Added value
First, conventional indentation testing devices perform mechanical testing at the mm to cm scale, so they
cannot assess tissue properties at the cellular to molecular level, i.e. at the scale were the biochemical
processes occur and also where most diseases start. Hence, reliable detection of alterations occurring
at all levels of the cartilage architecture is crucial for obtaining a more comprehensive understanding
eventually leading towards an early diagnosis of the disease which, in turn, is a prerequisite for
developing more effective interventions for stopping or even curing osteoarthritis. Second, from the
perspective of orthopedic surgeons, the initial key application of the arthroscopic AFM is in the quality
control of transplanted autologous cartilage tissue as well as of tissue engineered constructs (both
approaches are already available to the clinician) where it is of major interest to trace the development
of the transplanted or tissue engineered cartilage over time in terms of mechanical stability and
biocompatibility. Third, unlike any other applied technique used for assessing the morphological and
biomechanical state of articular cartilage the AFM enabled us to directly image, measure and manipulate
the tissue in situ by employing multifunctional tips.

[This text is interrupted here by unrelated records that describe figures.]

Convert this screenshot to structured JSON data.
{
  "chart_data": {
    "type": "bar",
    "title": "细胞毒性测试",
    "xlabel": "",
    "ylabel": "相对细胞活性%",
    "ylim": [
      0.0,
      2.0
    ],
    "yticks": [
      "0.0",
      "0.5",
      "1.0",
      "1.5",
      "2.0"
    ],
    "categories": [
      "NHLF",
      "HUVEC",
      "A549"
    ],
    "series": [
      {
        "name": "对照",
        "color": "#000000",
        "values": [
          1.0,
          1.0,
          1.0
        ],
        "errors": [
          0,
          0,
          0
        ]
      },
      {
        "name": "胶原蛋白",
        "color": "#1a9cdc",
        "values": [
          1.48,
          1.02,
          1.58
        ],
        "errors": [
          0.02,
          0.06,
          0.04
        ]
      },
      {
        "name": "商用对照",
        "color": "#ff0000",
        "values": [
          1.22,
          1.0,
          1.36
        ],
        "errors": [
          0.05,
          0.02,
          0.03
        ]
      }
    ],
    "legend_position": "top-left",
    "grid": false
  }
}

In the context of new applications of nanoscience, the arthroscopic AFM will move from the bench to the
patient. The arthroscopic AFM might be just the beginning of a new generation of nanotools for minimally
invasive interventions of other parts of the body such as, for example, the detection of vulnerable plaques
in the heart coronary arteries by a catheter-based approach. In that perspective, we are still living in
the “stone age” of scanning probe-based clinical tools. However, we believe that scanning probe
devices will eventually help surgeons to more effectively detect diseases and to repair the human body.